Açıklama: Hz. Peygamberin düğünden dönen kadın ve çocukları görünce sevinmesinin ve onlar için övgü dolu sözler söylemesinin sebebi öncelikle onların Ensardan olması ve düğüne katılmalarıdır. Ayni, Umdetü'l-Karİ, 20:162.
Bize Abdullah b. Ebu Esved, ona Ebu Üsame, ona A'meş, ona da Şakik'in rivayet ettiğine göre Ebu Mesud el-Ensarî şöyle demiştir: "Ensar'dan Ebu Şuayb diye bir adam ve onun kasap bir kölesi vardı. Bir gün Hz. Peygamber (sav) ashabı ile beraberken Ebu Şuayb Hz. Peygamber'in (sav) yanına geldi ve O'nun aç olduğunu yüzünden anladı. Derhal kasap olan kölesine gitti ve 'Bana beş kişiye yetecek yemek yap. Davet edeceğim beş kişiden biri Nebi (sav) olacak' dedi. Bunun üzerine köle azıcık bir yemek yaptı. Sonra Ebu Şuayb, Hz. Peygamber'e (sav) gelip onu yemeğe davet etti. Rasul-i Ekrem (sav) ve arkadaşları Ebu Şuayb'ın evine giderlerken peşlerine altıncı bir kişi takıldı. Eve vardıklarında Efendimiz (sav) 'Ey Ebu Şuayb! Peşimize biri daha takıldı. İstersen içeri girmesine izin ver, istersen verme' buyurdu. Ebu Şuayb, 'Olur mu öyle şey, buyursun gelsin!' dedi."
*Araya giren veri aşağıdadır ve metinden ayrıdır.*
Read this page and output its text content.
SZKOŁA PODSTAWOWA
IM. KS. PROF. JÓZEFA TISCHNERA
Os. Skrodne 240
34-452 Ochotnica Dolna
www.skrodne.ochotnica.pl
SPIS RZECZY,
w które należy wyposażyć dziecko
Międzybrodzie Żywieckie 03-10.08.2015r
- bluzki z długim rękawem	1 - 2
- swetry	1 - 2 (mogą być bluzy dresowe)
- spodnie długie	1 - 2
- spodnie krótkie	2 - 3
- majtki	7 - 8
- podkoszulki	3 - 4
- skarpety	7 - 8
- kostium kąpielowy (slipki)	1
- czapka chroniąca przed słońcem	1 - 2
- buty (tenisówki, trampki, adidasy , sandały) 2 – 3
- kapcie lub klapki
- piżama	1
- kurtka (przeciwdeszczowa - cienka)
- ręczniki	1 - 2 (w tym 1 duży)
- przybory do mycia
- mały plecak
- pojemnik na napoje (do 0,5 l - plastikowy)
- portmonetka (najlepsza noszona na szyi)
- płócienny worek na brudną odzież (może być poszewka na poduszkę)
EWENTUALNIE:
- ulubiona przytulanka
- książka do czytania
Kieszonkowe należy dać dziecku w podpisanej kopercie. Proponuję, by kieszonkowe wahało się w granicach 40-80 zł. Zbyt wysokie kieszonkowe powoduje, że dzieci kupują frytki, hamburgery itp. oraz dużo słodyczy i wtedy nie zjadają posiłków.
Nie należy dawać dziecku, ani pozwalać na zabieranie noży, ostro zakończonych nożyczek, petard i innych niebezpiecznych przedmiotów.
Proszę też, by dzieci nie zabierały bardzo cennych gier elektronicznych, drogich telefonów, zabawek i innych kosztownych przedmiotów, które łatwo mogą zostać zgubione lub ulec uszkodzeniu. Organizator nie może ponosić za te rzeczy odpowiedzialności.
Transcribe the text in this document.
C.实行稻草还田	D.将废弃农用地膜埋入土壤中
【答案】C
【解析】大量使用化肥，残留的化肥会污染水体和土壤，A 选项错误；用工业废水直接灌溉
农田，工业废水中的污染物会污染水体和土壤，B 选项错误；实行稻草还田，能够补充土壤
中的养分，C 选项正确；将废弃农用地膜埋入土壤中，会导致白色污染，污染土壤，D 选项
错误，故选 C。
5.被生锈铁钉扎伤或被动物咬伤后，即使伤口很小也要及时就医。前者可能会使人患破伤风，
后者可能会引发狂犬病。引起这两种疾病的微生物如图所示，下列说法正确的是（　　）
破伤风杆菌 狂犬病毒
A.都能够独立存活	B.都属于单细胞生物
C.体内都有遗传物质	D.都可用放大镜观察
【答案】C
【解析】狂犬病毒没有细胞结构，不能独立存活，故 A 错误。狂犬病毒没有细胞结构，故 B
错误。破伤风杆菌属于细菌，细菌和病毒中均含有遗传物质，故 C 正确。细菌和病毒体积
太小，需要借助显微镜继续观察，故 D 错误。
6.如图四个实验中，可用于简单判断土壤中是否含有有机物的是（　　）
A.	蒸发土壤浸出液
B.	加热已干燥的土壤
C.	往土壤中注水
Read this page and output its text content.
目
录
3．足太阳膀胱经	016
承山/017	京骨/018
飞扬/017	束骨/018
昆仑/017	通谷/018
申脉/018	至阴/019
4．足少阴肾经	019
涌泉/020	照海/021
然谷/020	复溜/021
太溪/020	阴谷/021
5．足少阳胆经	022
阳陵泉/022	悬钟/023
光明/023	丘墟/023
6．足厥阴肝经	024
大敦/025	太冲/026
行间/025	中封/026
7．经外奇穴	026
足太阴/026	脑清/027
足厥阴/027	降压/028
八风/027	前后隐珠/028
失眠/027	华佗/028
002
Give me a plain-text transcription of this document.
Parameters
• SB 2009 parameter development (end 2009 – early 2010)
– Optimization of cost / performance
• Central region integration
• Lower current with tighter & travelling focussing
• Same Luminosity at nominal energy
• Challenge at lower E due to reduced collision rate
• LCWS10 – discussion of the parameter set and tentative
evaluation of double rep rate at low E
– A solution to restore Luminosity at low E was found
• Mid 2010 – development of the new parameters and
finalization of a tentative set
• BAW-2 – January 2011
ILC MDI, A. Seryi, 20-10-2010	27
Bize Musa b. İsmail, ona Ebu Avâne, ona Eş‘as b. Süleym, ona da Muaviye b. Süveyd b. Mukarrin, Bera b. Azib (ra)’ın şöyle dediğini rivayet etti. “Rasûlullah (sav) bize yedi şeyi emretti, yedi şeyi de yasakladı. Bize hastayı ziyaret etmeyi, cenazelere katılmayı, aksırana يرحمك الله /Allah sana rahmet etsin demeyi, davet edene icabet etmeyi, selamı yaymayı, mazluma yardım etmeyi ve yeminle istenilen şeyi yapmayı emretti. Bize altın yüzükleri, gümüşten içmeyi –veya ravi “gümüş kaplardan” dedi-, (hayvanların üzerine örtülen) kırmızı ipekten çulları, ipek şeritli pamuk elbiseyi (Mısır-Şam tarafında yapılan bir tür), ipeği, ibrişimli ipek elbisesi, kalın ipekten üretilen altın işlemeli elbiseyi giymeyi yasakladı.”
Bize Hafs b. Ömer, ona Şu‘be, ona Eş‘as b. Süleym, ona da Muaviye b. Süveyd b. Mukarrin, ona da Bera b. Azib (ra) şöyle rivayet etti: “Rasûlullah (sav) bize yedi şeyi emretti, yedi şeyi de yasakladı. Bize altın yüzüğü, ipekten ve ibrişimli ipekten mamul elbise giymeyi, ayrıca kalın ipekten üretilen altın işlemeli elbiseyi ve ipek şeritli pamuk elbise (Mısır-Şam tarafında yapılan bir tür) giymeyi de yasakladı. (Hayvanların üzerine örtülen) kırmızı ipekten çulu kullanmayı da yasakladı. Bize cenazelere katılmamızı, hastayı ziyaret etmemizi ve selamı yaymamızı emretti.”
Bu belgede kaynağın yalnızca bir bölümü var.